Find out more about INSEAD’s online executive education programs HERE
Through the online platform that INSEAD has developed, learners forge bonds with each other to create teams and study groups, giving them the tools to work together well beyond the classroom. The extent to which they participate beyond the minimum is up to them and they are free to select projects which are close to their own working experience.
Their progress is tracked as a weekly learning journey and their work is peer reviewed at the end. They can even accumulate points on a leader-board.
‘It’s a serious learning experience,’ says Swapnil Chugh, INSEAD’s Global Director of Online Learning. ‘Our completion rates are over 90%. Participants can see the value in engaging with us and experience for themselves the impact that is being created.’
From its start in deep customised partnerships, INSEAD soon moved into open online programmes. Any expectations that it would find itself confined to more technical learning were soon dispelled. Conceptual subjects such as leadership, innovation and transformation are proving just as popular as they are face to face.
Distinctions between learning face to face and online are blurring in other ways. Originally, it was assumed that courses on the campus would end up being superseded. In fact, at INSEAD, they’re still growing healthily, even while interest in online is surging ahead.
It is not just learning professionals who are paying attention. The C suite has spotted the potential for online learning to embed new concepts and cascade messages through the organization. Cost is generally less of a concern than you might imagine when comparing an online executive course at €1500 with one on campus at between €7000 and €35,000. What counts more for senior executives is the speed and scale of online.
‘Online learning is becoming a vehicle for transformation across organizations,’ says Mark Roberts, INSEAD’s Associate Dean of Executive Education and Chief Transformation Officer. ‘For us, it is expanding the ways in which we can engage with companies. We have always had access to the top level. Now we can take INSEAD’s quality deeper into organizations.’
‘We are designing the whole learning experience, both face to face and online, around the shifts that organizations are looking to make. So, for a leading electrical engineer striving to improve its performance around leadership and innovation, we created a programme with four levels of detail. At the top, it was mainly face to face. Deeper into the organization, it became more online. You can now reach thousands, not just a dozen or so.’

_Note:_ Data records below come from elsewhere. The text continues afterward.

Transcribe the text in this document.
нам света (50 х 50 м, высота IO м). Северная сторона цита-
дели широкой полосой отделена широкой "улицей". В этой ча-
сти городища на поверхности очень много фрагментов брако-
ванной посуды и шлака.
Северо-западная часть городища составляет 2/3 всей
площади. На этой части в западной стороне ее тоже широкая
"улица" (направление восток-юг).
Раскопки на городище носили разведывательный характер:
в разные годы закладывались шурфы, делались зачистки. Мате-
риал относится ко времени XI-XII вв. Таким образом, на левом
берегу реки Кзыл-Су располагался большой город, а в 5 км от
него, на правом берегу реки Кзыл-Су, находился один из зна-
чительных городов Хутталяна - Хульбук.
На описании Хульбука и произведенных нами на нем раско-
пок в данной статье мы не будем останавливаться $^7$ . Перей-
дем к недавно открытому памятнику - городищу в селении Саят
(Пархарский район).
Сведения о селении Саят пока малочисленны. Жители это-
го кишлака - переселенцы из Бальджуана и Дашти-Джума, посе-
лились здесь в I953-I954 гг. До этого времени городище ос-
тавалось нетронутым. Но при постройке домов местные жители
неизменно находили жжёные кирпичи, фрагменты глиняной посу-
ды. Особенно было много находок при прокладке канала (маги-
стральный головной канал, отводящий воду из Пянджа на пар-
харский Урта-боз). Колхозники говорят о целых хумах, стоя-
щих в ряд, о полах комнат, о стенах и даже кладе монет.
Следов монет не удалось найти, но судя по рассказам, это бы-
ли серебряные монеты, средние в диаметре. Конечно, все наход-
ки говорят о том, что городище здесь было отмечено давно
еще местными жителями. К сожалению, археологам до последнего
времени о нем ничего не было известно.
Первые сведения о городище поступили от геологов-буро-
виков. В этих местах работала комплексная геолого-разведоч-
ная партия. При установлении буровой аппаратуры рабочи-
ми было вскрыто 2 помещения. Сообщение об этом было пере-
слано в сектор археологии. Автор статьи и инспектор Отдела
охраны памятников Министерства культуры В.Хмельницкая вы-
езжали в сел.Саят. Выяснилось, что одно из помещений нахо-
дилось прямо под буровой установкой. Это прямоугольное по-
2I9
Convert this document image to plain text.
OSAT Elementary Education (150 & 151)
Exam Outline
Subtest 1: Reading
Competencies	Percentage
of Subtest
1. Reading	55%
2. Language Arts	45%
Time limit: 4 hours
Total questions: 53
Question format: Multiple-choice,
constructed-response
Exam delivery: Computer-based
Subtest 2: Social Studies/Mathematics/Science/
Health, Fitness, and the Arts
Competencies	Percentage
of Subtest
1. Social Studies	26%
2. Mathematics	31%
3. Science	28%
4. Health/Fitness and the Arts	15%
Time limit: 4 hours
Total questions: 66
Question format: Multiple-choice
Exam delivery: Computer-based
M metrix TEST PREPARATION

Online learning is already adding a distinctive quality of its own to learning at INSEAD. You dedicate five hours a week to your course, then get back to your job and start applying the concepts you are learning immediately. It is proving a powerful way for participants to assimilate and internalize what they are learning.
Now INSEAD is using its online technology to investigate the intricate detail of how such learning happens, opening up the potential to customize programmes to an even more individual level. ‘We can now learn from learners in a way that could never happen in a conventional classroom,’ says Ben Bensaou. ‘Through our technology and through AI, we can track different behaviours, maybe even different cognitive processes.’
‘In particular, we are going to know far more about what groups learn from each other. It has the potential to change the traditionally vertical relationship in which the teacher dispenses knowledge to the class. In future, the learner will become more like the teacher. As professors, we will become more like orchestrators or facilitators of learning. It is the next challenge for all of us.’